I've written a script in scrapy to fetch the answers of different questions from a webpage. The problem is the answers are outside the elements I'm currently targeting. I know I could grab them using .next_sibling
if I used for BeautifulSoup
but in case of scrapy I can't find any idea.
Html elements are like:
<p>
<b>
<span class="blue">
Q:1-The NIST Information Security and Privacy Advisory Board (ISPAB) paper "Perspectives on Cloud Computing and Standards" specifies potential advantages and disdvantages of virtualization. Which of the following disadvantages does it include?
</span>
<br/>
Mark one answer:
</b>
<br/>
<input name="quest1" type="checkbox" value="1"/>
It initiates the risk that malicious software is targeting the VM environment.
<br/>
<input name="quest1" type="checkbox" value="2"/>
It increases overall security risk shared resources.
<br/>
<input name="quest1" type="checkbox" value="3"/>
It creates the possibility that remote attestation may not work.
<br/>
<input name="quest1" type="checkbox" value="4"/>
All of the above
</p>
I've tried so far with:
import requests
from scrapy import Selector
url = "https://www.test-questions.com/csslp-exam-questions-01.php"

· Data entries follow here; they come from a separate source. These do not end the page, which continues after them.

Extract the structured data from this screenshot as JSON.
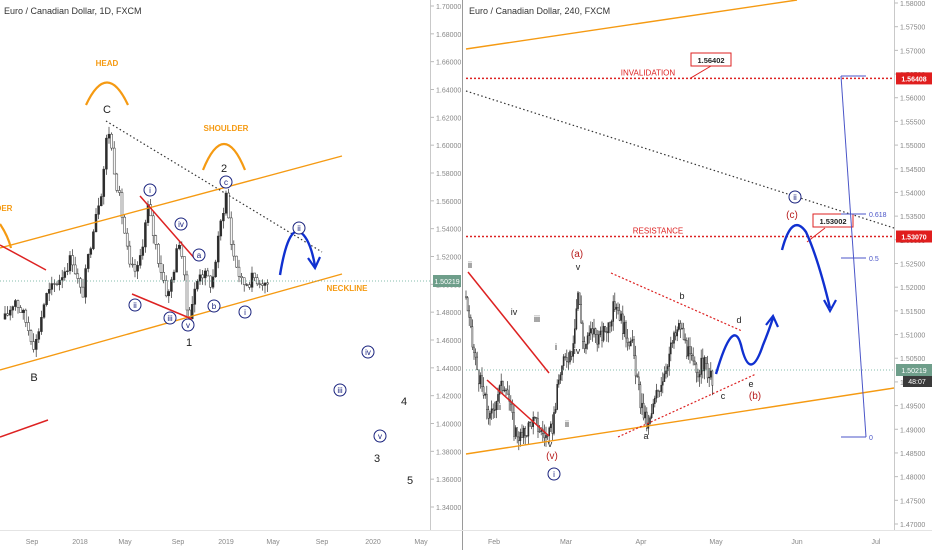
{
  "colors": {
    "candle_up": "#2d2d2d",
    "candle_down": "#ffffff",
    "candle_border": "#2d2d2d",
    "wave_red": "#e53935",
    "wave_blue_label": "#1a237e",
    "orange": "#f59a12",
    "line_red": "#dd2222",
    "dotted_black": "#333333",
    "projection_blue": "#1030d0",
    "fib_blue": "#4b56c8",
    "price_tag_green": "#6e9e8a",
    "price_tag_red": "#e01e1e",
    "price_tag_dark": "#3a3a3a",
    "axis_text": "#888888",
    "title_text": "#333333"
  },
  "chart_data": [
    {
      "type": "candlestick",
      "title": "Euro / Canadian Dollar, 1D, FXCM",
      "xlabel": "",
      "ylabel": "",
      "x_ticks": [
        "Sep",
        "2018",
        "May",
        "Sep",
        "2019",
        "May",
        "Sep",
        "2020",
        "May"
      ],
      "y_ticks": [
        "1.70000",
        "1.68000",
        "1.66000",
        "1.64000",
        "1.62000",
        "1.60000",
        "1.58000",
        "1.56000",
        "1.54000",
        "1.52000",
        "1.50000",
        "1.48000",
        "1.46000",
        "1.44000",
        "1.42000",
        "1.40000",
        "1.38000",
        "1.36000",
        "1.34000"
      ],
      "ylim": [
        1.33,
        1.705
      ],
      "grid": false,
      "last_price": "1.50219",
      "annotations": {
        "pattern": [
          "HEAD",
          "SHOULDER",
          "DER",
          "NECKLINE"
        ],
        "waves_black": [
          "C",
          "B",
          "2",
          "1",
          "3",
          "4",
          "5"
        ],
        "waves_circled": [
          "i",
          "ii",
          "iii",
          "iv",
          "v",
          "a",
          "b",
          "c"
        ],
        "projection_circled": [
          "ii",
          "iii",
          "iv",
          "v"
        ]
      }
    },
    {
      "type": "candlestick",
      "title": "Euro / Canadian Dollar, 240, FXCM",
      "xlabel": "",
      "ylabel": "",
      "x_ticks": [
        "Feb",
        "Mar",
        "Apr",
        "May",
        "Jun",
        "Jul"
      ],
      "y_ticks": [
        "1.58000",
        "1.57500",
        "1.57000",
        "1.56500",
        "1.56000",
        "1.55500",
        "1.55000",
        "1.54500",
        "1.54000",
        "1.53500",
        "1.53000",
        "1.52500",
        "1.52000",
        "1.51500",
        "1.51000",
        "1.50500",
        "1.50000",
        "1.49500",
        "1.49000",
        "1.48500",
        "1.48000",
        "1.47500",
        "1.47000"
      ],
      "ylim": [
        1.4675,
        1.582
      ],
      "grid": false,
      "last_price": "1.50219",
      "time_tag": "48:07",
      "levels": [
        {
          "label": "INVALIDATION",
          "price": "1.56408",
          "note": "1.56402"
        },
        {
          "label": "RESISTANCE",
          "price": "1.53070",
          "note": "1.53002"
        }
      ],
      "fib_levels": [
        "0.618",
        "0.5",
        "0"
      ],
      "annotations": {
        "waves_black": [
          "ii",
          "iv",
          "iii",
          "v",
          "i",
          "ii",
          "iii",
          "iv",
          "v",
          "a",
          "b",
          "c",
          "d",
          "e"
        ],
        "waves_red": [
          "(a)",
          "(b)",
          "(c)",
          "(v)"
        ],
        "waves_circled": [
          "i",
          "ii"
        ]
      }
    }
  ]
}
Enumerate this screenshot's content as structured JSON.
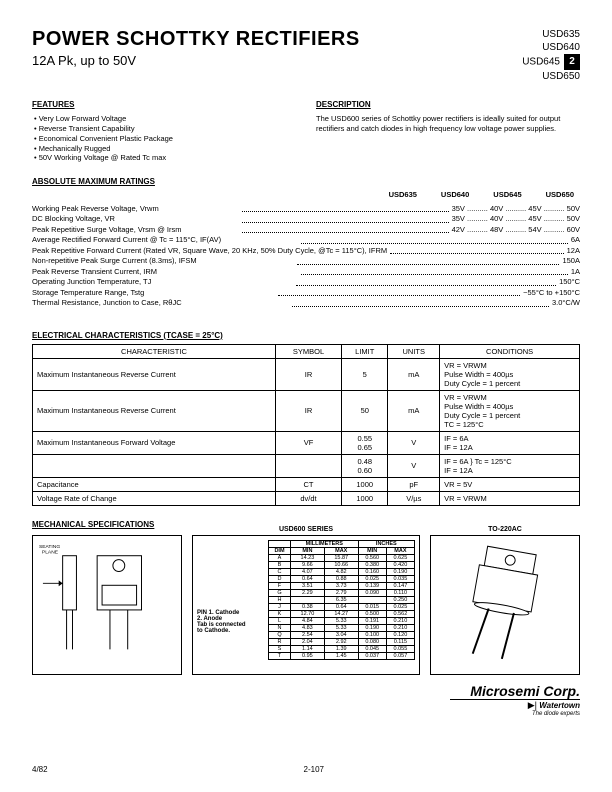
{
  "header": {
    "title": "POWER SCHOTTKY RECTIFIERS",
    "subtitle": "12A Pk, up to 50V",
    "parts": [
      "USD635",
      "USD640",
      "USD645",
      "USD650"
    ],
    "badge": "2"
  },
  "features": {
    "heading": "FEATURES",
    "items": [
      "Very Low Forward Voltage",
      "Reverse Transient Capability",
      "Economical Convenient Plastic Package",
      "Mechanically Rugged",
      "50V Working Voltage @ Rated Tc max"
    ]
  },
  "description": {
    "heading": "DESCRIPTION",
    "text": "The USD600 series of Schottky power rectifiers is ideally suited for output rectifiers and catch diodes in high frequency low voltage power supplies."
  },
  "ratings": {
    "heading": "ABSOLUTE MAXIMUM RATINGS",
    "columns": [
      "USD635",
      "USD640",
      "USD645",
      "USD650"
    ],
    "rows": [
      {
        "label": "Working Peak Reverse Voltage, Vrwm",
        "vals": "35V .......... 40V .......... 45V .......... 50V"
      },
      {
        "label": "DC Blocking Voltage, VR",
        "vals": "35V .......... 40V .......... 45V .......... 50V"
      },
      {
        "label": "Peak Repetitive Surge Voltage, Vrsm @ Irsm",
        "vals": "42V .......... 48V .......... 54V .......... 60V"
      },
      {
        "label": "Average Rectified Forward Current @ Tc = 115°C, IF(AV)",
        "vals": "6A"
      },
      {
        "label": "Peak Repetitive Forward Current (Rated VR, Square Wave, 20 KHz, 50% Duty Cycle, @Tc = 115°C), IFRM",
        "vals": "12A"
      },
      {
        "label": "Non-repetitive Peak Surge Current (8.3ms), IFSM",
        "vals": "150A"
      },
      {
        "label": "Peak Reverse Transient Current, IRM",
        "vals": "1A"
      },
      {
        "label": "Operating Junction Temperature, TJ",
        "vals": "150°C"
      },
      {
        "label": "Storage Temperature Range, Tstg",
        "vals": "−55°C to +150°C"
      },
      {
        "label": "Thermal Resistance, Junction to Case, RθJC",
        "vals": "3.0°C/W"
      }
    ]
  },
  "elec": {
    "heading": "ELECTRICAL CHARACTERISTICS (TCASE = 25°C)",
    "columns": [
      "CHARACTERISTIC",
      "SYMBOL",
      "LIMIT",
      "UNITS",
      "CONDITIONS"
    ],
    "rows": [
      [
        "Maximum Instantaneous Reverse Current",
        "IR",
        "5",
        "mA",
        "VR = VRWM\nPulse Width = 400µs\nDuty Cycle = 1 percent"
      ],
      [
        "Maximum Instantaneous Reverse Current",
        "IR",
        "50",
        "mA",
        "VR = VRWM\nPulse Width = 400µs\nDuty Cycle = 1 percent\nTC = 125°C"
      ],
      [
        "Maximum Instantaneous Forward Voltage",
        "VF",
        "0.55\n0.65",
        "V",
        "IF = 6A\nIF = 12A"
      ],
      [
        "",
        "",
        "0.48\n0.60",
        "V",
        "IF = 6A   }  Tc = 125°C\nIF = 12A"
      ],
      [
        "Capacitance",
        "CT",
        "1000",
        "pF",
        "VR = 5V"
      ],
      [
        "Voltage Rate of Change",
        "dv/dt",
        "1000",
        "V/µs",
        "VR = VRWM"
      ]
    ]
  },
  "mech": {
    "heading": "MECHANICAL SPECIFICATIONS",
    "seating": "SEATING PLANE",
    "series": "USD600 SERIES",
    "package": "TO-220AC",
    "pin_note": "PIN 1. Cathode\n      2. Anode\nTab is connected\nto Cathode.",
    "dim": {
      "head1": "MILLIMETERS",
      "head2": "INCHES",
      "sub": [
        "DIM",
        "MIN",
        "MAX",
        "MIN",
        "MAX"
      ],
      "rows": [
        [
          "A",
          "14.23",
          "15.87",
          "0.560",
          "0.625"
        ],
        [
          "B",
          "9.66",
          "10.66",
          "0.380",
          "0.420"
        ],
        [
          "C",
          "4.07",
          "4.82",
          "0.160",
          "0.190"
        ],
        [
          "D",
          "0.64",
          "0.88",
          "0.025",
          "0.035"
        ],
        [
          "F",
          "3.51",
          "3.73",
          "0.139",
          "0.147"
        ],
        [
          "G",
          "2.29",
          "2.79",
          "0.090",
          "0.110"
        ],
        [
          "H",
          "",
          "6.35",
          "",
          "0.250"
        ],
        [
          "J",
          "0.38",
          "0.64",
          "0.015",
          "0.025"
        ],
        [
          "K",
          "12.70",
          "14.27",
          "0.500",
          "0.562"
        ],
        [
          "L",
          "4.84",
          "5.33",
          "0.191",
          "0.210"
        ],
        [
          "N",
          "4.83",
          "5.33",
          "0.190",
          "0.210"
        ],
        [
          "Q",
          "2.54",
          "3.04",
          "0.100",
          "0.120"
        ],
        [
          "R",
          "2.04",
          "2.92",
          "0.080",
          "0.115"
        ],
        [
          "S",
          "1.14",
          "1.39",
          "0.045",
          "0.055"
        ],
        [
          "T",
          "0.95",
          "1.45",
          "0.037",
          "0.057"
        ]
      ]
    }
  },
  "logo": {
    "brand": "Microsemi Corp.",
    "loc": "Watertown",
    "tag": "The diode experts"
  },
  "footer": {
    "left": "4/82",
    "center": "2-107"
  }
}
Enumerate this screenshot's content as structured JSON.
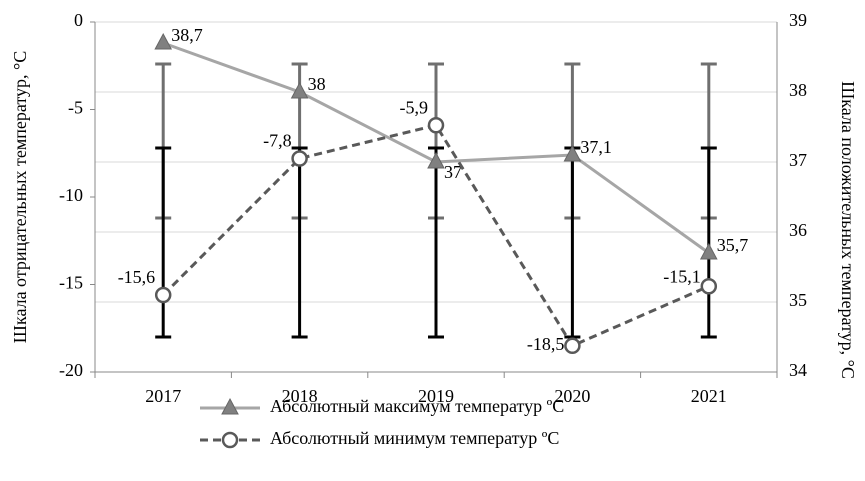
{
  "chart_data": {
    "type": "line",
    "categories": [
      "2017",
      "2018",
      "2019",
      "2020",
      "2021"
    ],
    "series": [
      {
        "name": "Абсолютный максимум температур ºС",
        "color": "#a6a6a6",
        "marker_color": "#808080",
        "marker": "triangle",
        "axis": "y2",
        "values": [
          38.7,
          38,
          37,
          37.1,
          35.7
        ],
        "value_labels": [
          "38,7",
          "38",
          "37",
          "37,1",
          "35,7"
        ],
        "error_high": 38.4,
        "error_low": 36.2,
        "error_color": "#6f6f6f"
      },
      {
        "name": "Абсолютный минимум температур ºС",
        "color": "#595959",
        "marker_color": "#595959",
        "marker": "circle",
        "dashed": true,
        "values": [
          -15.6,
          -7.8,
          -5.9,
          -18.5,
          -15.1
        ],
        "value_labels": [
          "-15,6",
          "-7,8",
          "-5,9",
          "-18,5",
          "-15,1"
        ],
        "error_high": -7.2,
        "error_low": -18.0,
        "error_color": "#000000"
      }
    ],
    "ylabel": "Шкала отрицательных температур, °С",
    "y2label": "Шкала положительных температур, °С",
    "ylim": [
      -20,
      0
    ],
    "yticks": [
      -20,
      -15,
      -10,
      -5,
      0
    ],
    "y2lim": [
      34,
      39
    ],
    "y2ticks": [
      34,
      35,
      36,
      37,
      38,
      39
    ],
    "grid": true,
    "legend": "bottom"
  }
}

res = requests.get(url,headers={"User-Agent":"Mozilla/5.0"})
sel = Selector(res)
for item in sel.css("[name^='quest']::text").getall():
print(item)
The above script prints nothing when exected, It throws no error either.
One of the expected output from above pasted html elements is:
It initiates the risk that malicious software is targeting the VM environment.
I'm only after any css selector solution.
How can I grab the answers of different question from that site?